# For assigning chemical info and partial charges to PDB structures (saves to well-defined SDF files)

## Imports

In [1]:
# Generic Imports
from collections import defaultdict

# File I/O
from pathlib import Path
from tqdm.notebook import tqdm

# Cheminformatics
from openff.toolkit.topology import Topology, Molecule

# Static Paths
MONO_DIR = Path('monomer_files')
PDB_DIR  = Path('pdb_files')

## Chemistries

In [2]:
# defining reacting functional groups
reaction_pairs = {
    'NIPU' : ('cyclocarbonate', 'amine'),
    'urethane' : ('isocyanate', 'hydroxyl')
}
# chemistries = ('urethane', 'NIPU')
chemistries = [i for i in reaction_pairs.keys()]
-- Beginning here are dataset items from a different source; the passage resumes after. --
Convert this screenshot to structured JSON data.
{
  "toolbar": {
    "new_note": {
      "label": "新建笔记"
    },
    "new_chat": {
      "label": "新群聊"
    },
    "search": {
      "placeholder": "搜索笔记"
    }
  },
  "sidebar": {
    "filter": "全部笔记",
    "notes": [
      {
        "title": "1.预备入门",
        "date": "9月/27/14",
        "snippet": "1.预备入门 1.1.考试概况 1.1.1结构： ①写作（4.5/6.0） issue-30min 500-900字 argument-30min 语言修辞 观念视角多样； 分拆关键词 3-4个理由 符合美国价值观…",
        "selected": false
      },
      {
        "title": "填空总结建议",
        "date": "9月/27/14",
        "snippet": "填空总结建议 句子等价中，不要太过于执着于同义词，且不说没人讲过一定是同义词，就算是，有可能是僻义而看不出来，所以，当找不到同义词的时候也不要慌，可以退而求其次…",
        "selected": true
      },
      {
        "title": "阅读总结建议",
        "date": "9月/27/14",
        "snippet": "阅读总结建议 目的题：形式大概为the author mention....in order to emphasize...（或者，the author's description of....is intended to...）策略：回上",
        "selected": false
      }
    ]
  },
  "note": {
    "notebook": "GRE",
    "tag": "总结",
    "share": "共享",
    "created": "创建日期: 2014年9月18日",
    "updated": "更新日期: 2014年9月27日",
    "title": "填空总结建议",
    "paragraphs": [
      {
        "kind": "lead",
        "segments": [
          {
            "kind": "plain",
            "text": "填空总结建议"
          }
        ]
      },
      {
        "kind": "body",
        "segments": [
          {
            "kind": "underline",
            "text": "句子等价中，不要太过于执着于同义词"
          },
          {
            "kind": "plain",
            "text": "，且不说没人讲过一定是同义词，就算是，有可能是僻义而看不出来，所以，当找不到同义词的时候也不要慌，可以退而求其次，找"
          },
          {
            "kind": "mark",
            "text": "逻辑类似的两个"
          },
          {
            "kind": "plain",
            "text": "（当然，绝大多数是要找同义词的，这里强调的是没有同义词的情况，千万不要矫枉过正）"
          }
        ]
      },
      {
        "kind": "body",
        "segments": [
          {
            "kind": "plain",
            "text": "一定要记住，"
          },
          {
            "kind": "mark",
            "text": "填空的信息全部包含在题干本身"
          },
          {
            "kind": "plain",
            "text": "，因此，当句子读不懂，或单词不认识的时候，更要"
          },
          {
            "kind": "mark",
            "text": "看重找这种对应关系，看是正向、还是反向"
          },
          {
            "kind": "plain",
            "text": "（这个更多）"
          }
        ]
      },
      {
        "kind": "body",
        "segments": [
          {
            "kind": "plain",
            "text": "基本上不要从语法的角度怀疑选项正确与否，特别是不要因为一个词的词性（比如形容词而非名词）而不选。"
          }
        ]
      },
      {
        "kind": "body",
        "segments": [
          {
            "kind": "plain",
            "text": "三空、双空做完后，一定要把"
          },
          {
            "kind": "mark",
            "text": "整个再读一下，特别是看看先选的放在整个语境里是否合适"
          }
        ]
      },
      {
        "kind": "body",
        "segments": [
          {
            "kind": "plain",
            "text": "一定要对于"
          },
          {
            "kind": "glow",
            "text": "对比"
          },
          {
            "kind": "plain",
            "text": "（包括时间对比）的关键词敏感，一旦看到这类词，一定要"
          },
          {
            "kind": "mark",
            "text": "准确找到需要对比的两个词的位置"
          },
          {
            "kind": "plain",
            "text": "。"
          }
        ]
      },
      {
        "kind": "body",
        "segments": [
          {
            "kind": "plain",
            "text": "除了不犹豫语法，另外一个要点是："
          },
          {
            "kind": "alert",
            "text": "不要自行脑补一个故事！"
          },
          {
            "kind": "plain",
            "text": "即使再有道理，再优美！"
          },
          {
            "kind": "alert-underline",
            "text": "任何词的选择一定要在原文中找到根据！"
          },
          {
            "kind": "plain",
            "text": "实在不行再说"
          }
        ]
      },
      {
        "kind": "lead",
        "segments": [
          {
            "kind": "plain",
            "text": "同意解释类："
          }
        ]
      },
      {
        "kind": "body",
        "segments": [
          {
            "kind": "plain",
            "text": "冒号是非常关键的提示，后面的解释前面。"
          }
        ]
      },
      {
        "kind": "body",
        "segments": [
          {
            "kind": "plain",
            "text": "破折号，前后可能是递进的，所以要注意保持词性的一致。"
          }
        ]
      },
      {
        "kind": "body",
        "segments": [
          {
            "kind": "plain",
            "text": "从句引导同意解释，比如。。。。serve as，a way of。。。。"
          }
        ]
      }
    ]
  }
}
## Obtaining complete PDB-monomer pairs for iteration

In [3]:
chem_paths = defaultdict(defaultdict)
for chemistry in chemistries:
    chem_pdb  = PDB_DIR / chemistry
    chem_mono = MONO_DIR / chemistry

    has_pdb  = set(path.stem for path in chem_pdb.glob( '*.pdb'))
    has_mono = set(path.stem for path in chem_mono.glob('*.json'))

    for valid_mol_name in (has_pdb & has_mono):
        pdb_path  = chem_pdb  / f'{valid_mol_name}.pdb'
        mono_path = chem_mono / f'{valid_mol_name}.json'

        chem_paths[chemistry][valid_mol_name] = (pdb_path, mono_path)

## Paramaterizing and saving to SDF, recording mols where match fails

In [6]:
from polymerist.openfftools import topology
from polymerist.openfftools.pcharge import MolCharger

from polymerist.monomers import MonomerGroup
from polymerist.residues.partition import partition

# catch annoying warnings
import warnings 
from openff.toolkit.utils.exceptions import IncorrectNumConformersWarning
warnings.catch_warnings(record=True)
warnings.filterwarnings('ignore', category=IncorrectNumConformersWarning)


topo_dir = Path('Topologies')
topo_dir.mkdir(exist_ok=True)

charge_method = 'Espaloma-AM1-BCC'
charger = MolCharger.subclass_registry[charge_method]()


unmatched_pdb_mols = defaultdict(defaultdict)
for chemistry, path_dict in chem_paths.items():
    chem_dir = topo_dir / chemistry
    chem_dir.mkdir(exist_ok=True)

    progress = tqdm(path_dict.items())
    for mol_name, (pdb_path, mono_path) in progress:
        progress.set_description_str(f'{chemistry} : {mol_name}')
        try:
            progress.set_postfix_str('Loading files')
            monogrp = MonomerGroup.from_file(mono_path)
            offtop = Topology.from_pdb(pdb_path, _custom_substructures=monogrp.monomers)
            progress.set_postfix_str('Partitioning')
            was_partitioned = partition(offtop)
            assert(was_partitioned)

            progress.set_postfix_str('Assigning Charges')
            offmol = topology.get_largest_offmol(offtop)
            offmol.name = mol_name
            cmol = charger.charge_molecule(offmol)

            progress.set_postfix_str('Saving SDF')
            offtop = cmol.to_topology()
            sdf_path = chem_dir / f'{mol_name}.sdf'
            topology.topology_to_sdf(sdf_path, offtop)
        except Exception as e:
            print(f'{mol_name} : {e}')

        # except UnmatchedAtomsError:
        #     offtop_unmatched, *_ = Topology.from_pdb_and_monomer_info(
        #         str(pdb_path),
        #         monomer_info_json=mono_path,
        #         strict=False,
        #         verbose=False
        #     )
        #     offmol_unmatched = next(offtop_unmatched.molecules)
        #     unmatched_pdb_mols[chemistry][mol_name] = offmol_unmatched


  0%|          | 0/6 [00:00<?, ?it/s]



  0%|          | 0/63 [00:00<?, ?it/s]

## Probing PDB mismatches

In [5]:
unmatched_pdb_mols['urethane']['urethane_13']

KeyError: 'urethane_13'

In [None]:
for mol_name, mol in unmatched_pdb_mols['urethane'].items():
    mol.name = mol_name

mols_by_len = sorted(unmatched_pdb_mols['urethane'].values(), key=lambda mol : mol.n_atoms)

In [None]:
mol = mols_by_len[-1]

rdmol = mol.to_rdkit()
for i, atom in enumerate(mol.atoms):
    if not atom.metadata['already_matched']:
        print(atom.metadata)
        rdmol.GetAtomWithIdx(i).SetProp('atomNote', 'unmatched')

display(rdmol)